WatChat: Explaining perplexing programs by debugging mental models
Kartik Chandra, Katherine M. Collins, Will Crichton, Tony Chen, Tzu-Mao Li, Adrian Weller, Rachit Nigam, Joshua Tenenbaum, Jonathan Ragan-Kelley
TL;DR
WatChat introduces a principled framework for explaining perplexing program behavior by debugging the user’s mental model through counterfactual semantics.

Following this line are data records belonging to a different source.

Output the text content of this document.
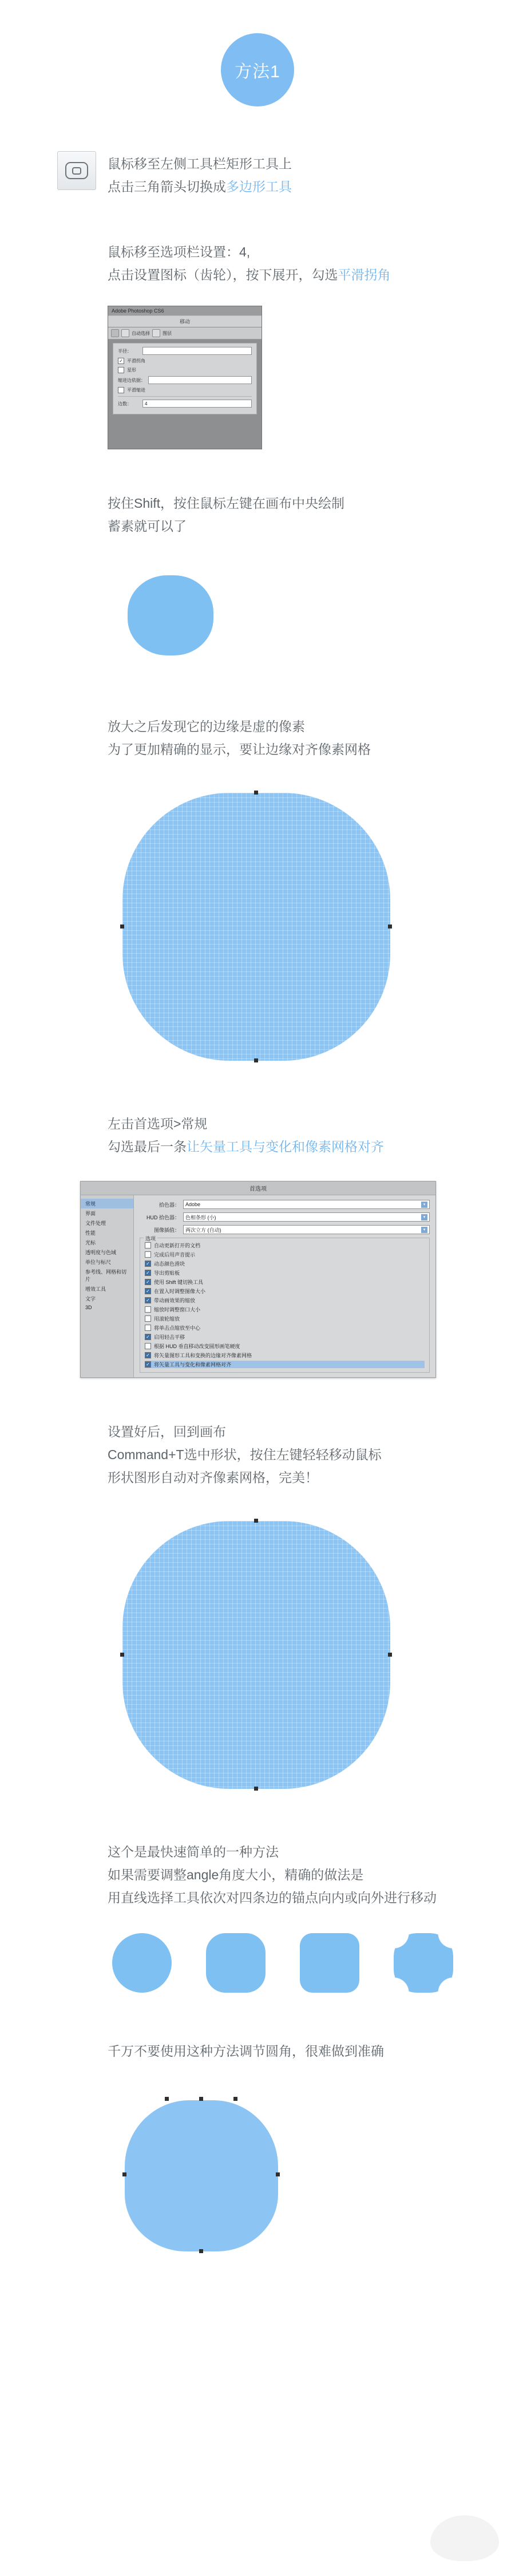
方法1
鼠标移至左侧工具栏矩形工具上
点击三角箭头切换成多边形工具
鼠标移至选项栏设置：4,
点击设置图标（齿轮），按下展开，勾选平滑拐角
Adobe Photoshop CS6
移动
自动选择	图层
半径：
✓
平滑拐角
星形
缩进边依据：
平滑缩进
边数：	4
按住Shift，按住鼠标左键在画布中央绘制
蓄素就可以了
放大之后发现它的边缘是虚的像素
为了更加精确的显示，要让边缘对齐像素网格
左击首选项>常规
勾选最后一条让矢量工具与变化和像素网格对齐
首选项
常规
界面
文件处理
性能
光标
透明度与色域
单位与标尺
参考线、网格和切片
增效工具
文字
3D
拾色器： Adobe	▾
HUD 拾色器： 色相条形 (小)	▾
图像插值： 两次立方 (自动)	▾
选项
自动更新打开的文档
完成后用声音提示
✓
动态颜色滑块
✓
导出剪贴板
✓
使用 Shift 键切换工具
✓
在置入时调整图像大小
✓
带动画效果的缩放
缩放时调整窗口大小
用滚轮缩放
将单击点缩放至中心
✓
启用轻击平移
根据 HUD 垂直移动改变圆形画笔硬度
✓
将矢量图形工具和变换的边缘对齐像素网格
✓
将矢量工具与变化和像素网格对齐
设置好后，回到画布
Command+T选中形状，按住左键轻轻移动鼠标
形状图形自动对齐像素网格，完美！
这个是最快速简单的一种方法
如果需要调整angle角度大小，精确的做法是
用直线选择工具依次对四条边的锚点向内或向外进行移动
千万不要使用这种方法调节圆角，很难做到准确
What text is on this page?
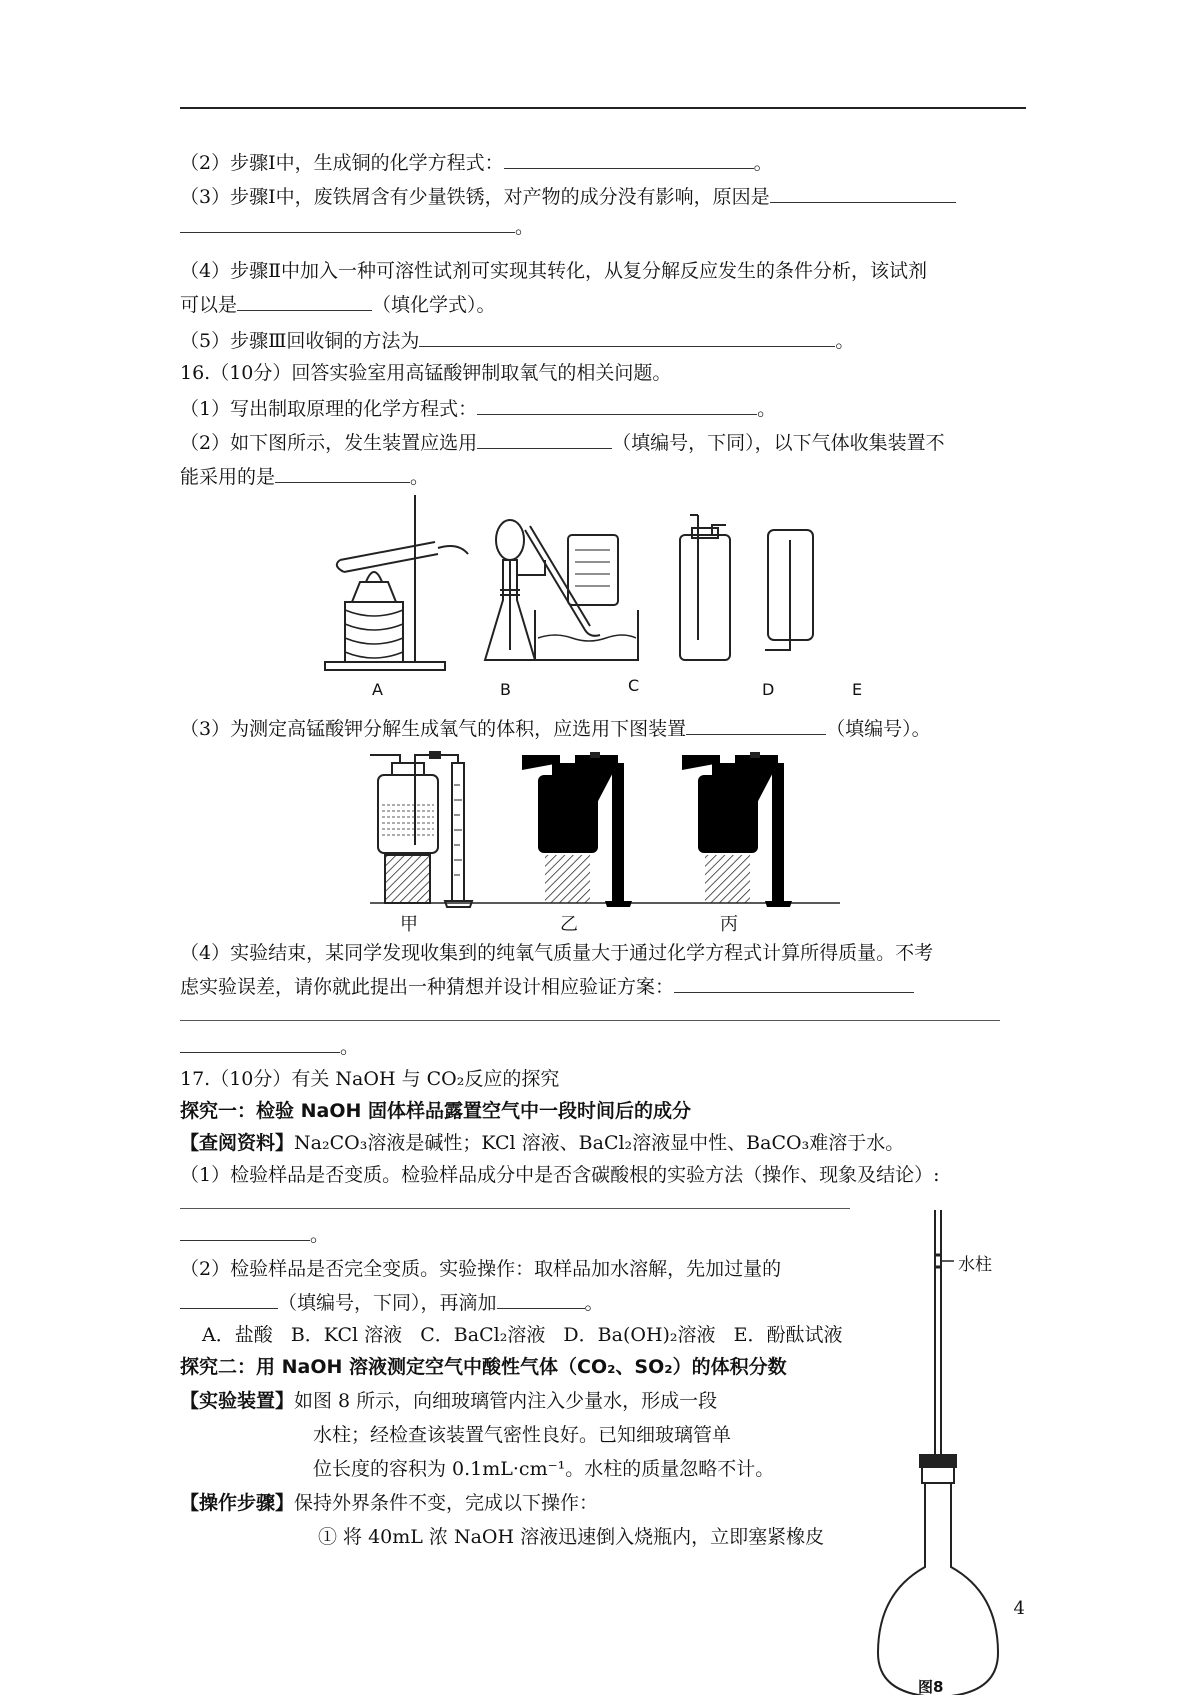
（2）步骤Ⅰ中，生成铜的化学方程式：	。
（3）步骤Ⅰ中，废铁屑含有少量铁锈，对产物的成分没有影响，原因是
。
（4）步骤Ⅱ中加入一种可溶性试剂可实现其转化，从复分解反应发生的条件分析，该试剂
可以是	（填化学式）。
（5）步骤Ⅲ回收铜的方法为	。
16.（10分）回答实验室用高锰酸钾制取氧气的相关问题。
（1）写出制取原理的化学方程式：	。
（2）如下图所示，发生装置应选用	（填编号，下同），以下气体收集装置不
能采用的是	。
A	B	C	D	E
（3）为测定高锰酸钾分解生成氧气的体积，应选用下图装置	（填编号）。
甲	乙	丙
（4）实验结束，某同学发现收集到的纯氧气质量大于通过化学方程式计算所得质量。不考
虑实验误差，请你就此提出一种猜想并设计相应验证方案：
。
17.（10分）有关 NaOH 与 CO₂反应的探究
探究一：检验 NaOH 固体样品露置空气中一段时间后的成分
【查阅资料】Na₂CO₃溶液是碱性；KCl 溶液、BaCl₂溶液显中性、BaCO₃难溶于水。
（1）检验样品是否变质。检验样品成分中是否含碳酸根的实验方法（操作、现象及结论）:
。
（2）检验样品是否完全变质。实验操作：取样品加水溶解，先加过量的
（填编号，下同），再滴加	。
A．盐酸   B．KCl 溶液   C．BaCl₂溶液   D．Ba(OH)₂溶液   E．酚酞试液
探究二：用 NaOH 溶液测定空气中酸性气体（CO₂、SO₂）的体积分数
【实验装置】如图 8 所示，向细玻璃管内注入少量水，形成一段
水柱；经检查该装置气密性良好。已知细玻璃管单
位长度的容积为 0.1mL·cm⁻¹。水柱的质量忽略不计。
【操作步骤】保持外界条件不变，完成以下操作：
① 将 40mL 浓 NaOH 溶液迅速倒入烧瓶内，立即塞紧橡皮
水柱
图8
4
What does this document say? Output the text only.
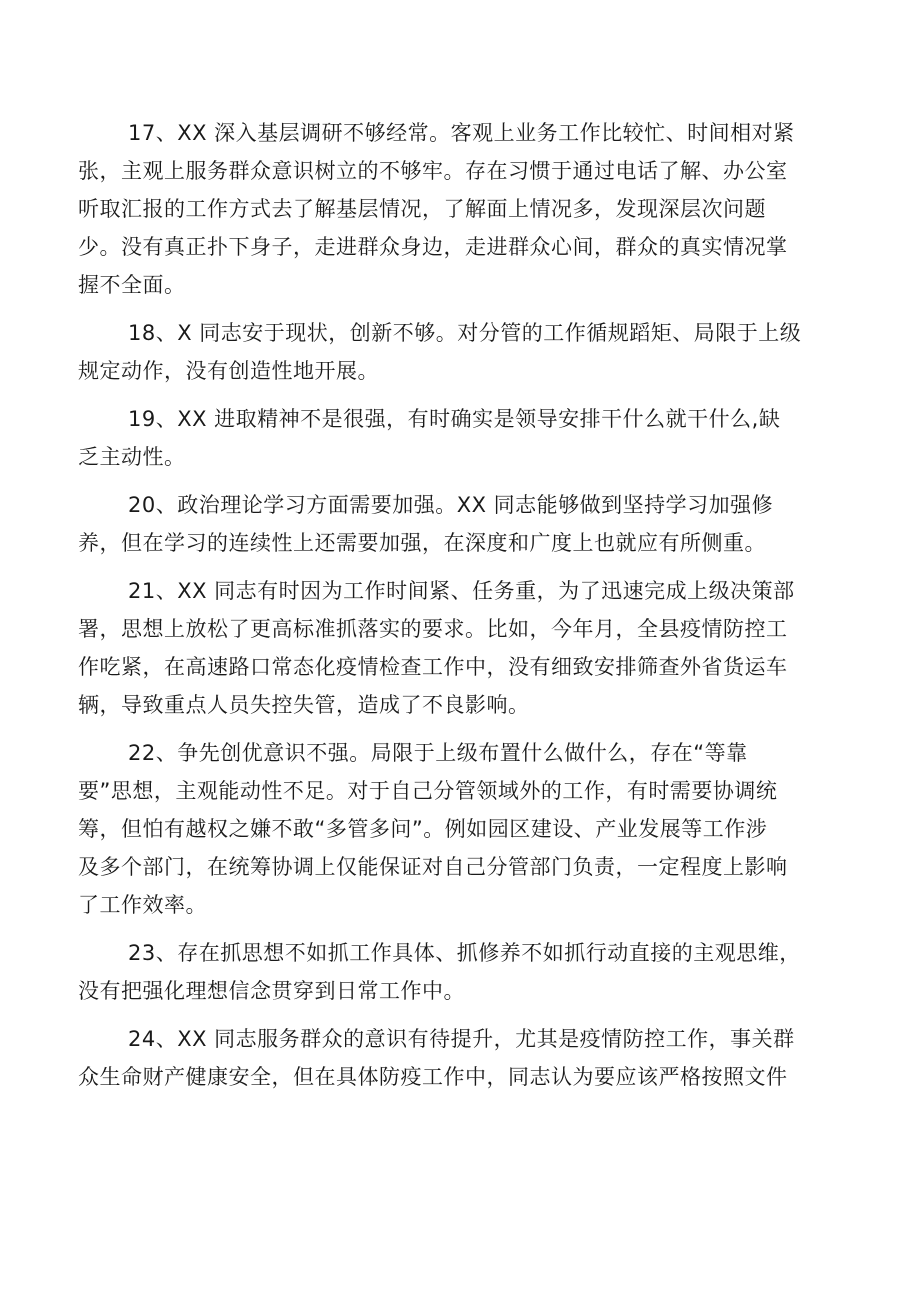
17、XX 深入基层调研不够经常。客观上业务工作比较忙、时间相对紧
张，主观上服务群众意识树立的不够牢。存在习惯于通过电话了解、办公室
听取汇报的工作方式去了解基层情况，了解面上情况多，发现深层次问题
少。没有真正扑下身子，走进群众身边，走进群众心间，群众的真实情况掌
握不全面。
18、X 同志安于现状，创新不够。对分管的工作循规蹈矩、局限于上级
规定动作，没有创造性地开展。
19、XX 进取精神不是很强，有时确实是领导安排干什么就干什么,缺
乏主动性。
20、政治理论学习方面需要加强。XX 同志能够做到坚持学习加强修
养，但在学习的连续性上还需要加强，在深度和广度上也就应有所侧重。
21、XX 同志有时因为工作时间紧、任务重，为了迅速完成上级决策部
署，思想上放松了更高标准抓落实的要求。比如，今年月，全县疫情防控工
作吃紧，在高速路口常态化疫情检查工作中，没有细致安排筛查外省货运车
辆，导致重点人员失控失管，造成了不良影响。
22、争先创优意识不强。局限于上级布置什么做什么，存在“等靠
要”思想，主观能动性不足。对于自己分管领域外的工作，有时需要协调统
筹，但怕有越权之嫌不敢“多管多问”。例如园区建设、产业发展等工作涉
及多个部门，在统筹协调上仅能保证对自己分管部门负责，一定程度上影响
了工作效率。
23、存在抓思想不如抓工作具体、抓修养不如抓行动直接的主观思维，
没有把强化理想信念贯穿到日常工作中。
24、XX 同志服务群众的意识有待提升，尤其是疫情防控工作，事关群
众生命财产健康安全，但在具体防疫工作中，同志认为要应该严格按照文件
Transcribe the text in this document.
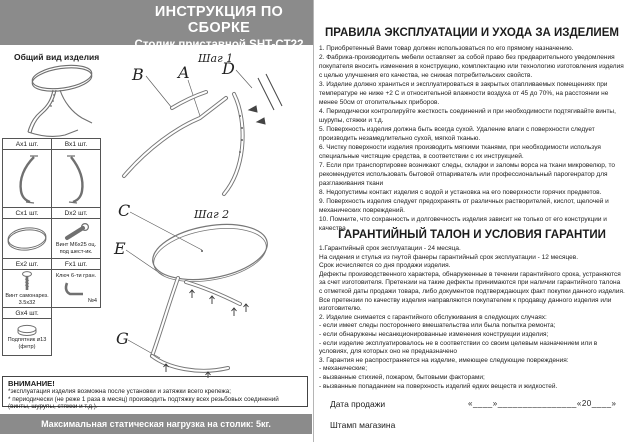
ИНСТРУКЦИЯ ПО СБОРКЕ
Столик приставной SHT-CT22
Общий вид изделия
Ах1 шт.	Вх1 шт.
Сх1 шт.	Dх2 шт.
Винт М6х25 оц. под шест-ик.
Ех2 шт.	Fх1 шт.
Винт самонарез. 3.5х32
Ключ 6-ти гран.
№4
Gх4 шт.
Подпятник ø13 (фетр)
Шаг 1
B A D
Шаг 2
C
E
G
ВНИМАНИЕ!
*эксплуатация изделия возможна после установки и затяжки всего крепежа;
* периодически (не реже 1 раза в месяц) производить подтяжку всех резьбовых соединений (винты, шурупы, стяжки и т.д.).
Максимальная статическая нагрузка на столик: 5кг.
ПРАВИЛА ЭКСПЛУАТАЦИИ И УХОДА ЗА ИЗДЕЛИЕМ
1. Приобретенный Вами товар должен использоваться по его прямому назначению.
2. Фабрика-производитель мебели оставляет за собой право без предварительного уведомления покупателя вносить изменения в конструкцию, комплектацию или технологию изготовления изделия с целью улучшения его качества, не снижая потребительских свойств.
3. Изделие должно храниться и эксплуатироваться в закрытых отапливаемых помещениях при температуре не ниже +2 С и относительной влажности воздуха от 45 до 70%, на расстоянии не менее 50см от отопительных приборов.
4. Периодически контролируйте жесткость соединений и при необходимости подтягивайте винты, шурупы, стяжки и т.д.
5. Поверхность изделия должна быть всегда сухой. Удаление влаги с поверхности следует производить незамедлительно сухой, мягкой тканью.
6. Чистку поверхности изделия производить мягкими тканями, при необходимости используя специальные чистящие средства, в соответствии с их инструкцией.
7. Если при транспортировке возникают следы, складки и заломы ворса на ткани микровелюр, то рекомендуется использовать бытовой отпариватель или профессиональный парогенратор для разглаживания ткани
8. Недопустимы контакт изделия с водой и установка на его поверхности горячих предметов.
9. Поверхность изделия следует предохранять от различных растворителей, кислот, щелочей и механических повреждений.
10. Помните, что сохранность и долговечность изделия зависит не только от его конструкции и качества
ГАРАНТИЙНЫЙ ТАЛОН И УСЛОВИЯ ГАРАНТИИ
1.Гарантийный срок эксплуатации - 24 месяца.
На сидения и стулья из гнутой фанеры гарантийный срок эксплуатации - 12 месяцев.
Срок исчисляется со дня продажи изделия.
Дефекты производственного характера, обнаруженные в течении гарантийного срока, устраняются за счет изготовителя. Претензии на такие дефекты принимаются при наличии гарантийного талона с отметкой даты продажи товара, либо документов подтверждающих факт покупки данного изделия. Все претензии по качеству изделия направляются покупателем к продавцу данного изделия или изготовителю.
2. Изделие снимается с гарантийного обслуживания в следующих случаях:
- если имеет следы постороннего вмешательства или была попытка ремонта;
- если обнаружены несанкционированные изменения конструкции изделия;
- если изделие эксплуатировалось не в соответствии со своим целевым назначением или в условиях, для которых оно не предназначено
3. Гарантия не распространяется на изделие, имеющее следующие повреждения:
- механические;
- вызванные стихией, пожаром, бытовыми факторами;
- вызванные попаданием на поверхность изделий едких веществ и жидкостей.
Дата продажи	«____»________________«20____»
Штамп магазина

It infers misinterpretations as misinterpreters via program synthesis, then produces targeted, causal explanations that selectively address the user’s misconceptions. The framework is instantiated in two domains—JavaScript type coercion (WatChat@JS) and Git (WatChat@Git)—and evaluated against human explanations and GPT-4, showing concise, correct explanations that align with Miller’s desiderata, while revealing gaps GPT-4 often fills with lengthier and sometimes incorrect reasoning. This work demonstrates a scalable, interactive approach to explainability that leverages explicit representations of user misconceptions to improve interpretability and education in programming tools.
Abstract
Often, a good explanation for a program's unexpected behavior is a bug in the programmer's code. But sometimes, an even better explanation is a bug in the programmer's mental model of the language or API they are using. Instead of merely debugging our current code ("giving the programmer a fish"), what if our tools could directly debug our mental models ("teaching the programmer to fish")? In this paper, we apply recent ideas from computational cognitive science to offer a principled framework for doing exactly that. Given a "why?" question about a program, we automatically infer potential misconceptions about the language/API that might cause the user to be surprised by the program's behavior -- and then analyze those misconceptions to provide explanations of the program's behavior. Our key idea is to formally represent misconceptions as counterfactual (erroneous) semantics for the language/API, which can be inferred and debugged using program synthesis techniques. We demonstrate our framework, WatChat, by building systems for explanation in two domains: JavaScript type coercion, and the Git version control system. We evaluate WatChatJS and WatChatGit by comparing their outputs to experimentally-collected human-written explanations in these two domains: we show that WatChat's explanations exhibit key features of human-written explanation, unlike those of a state-of-the-art language model.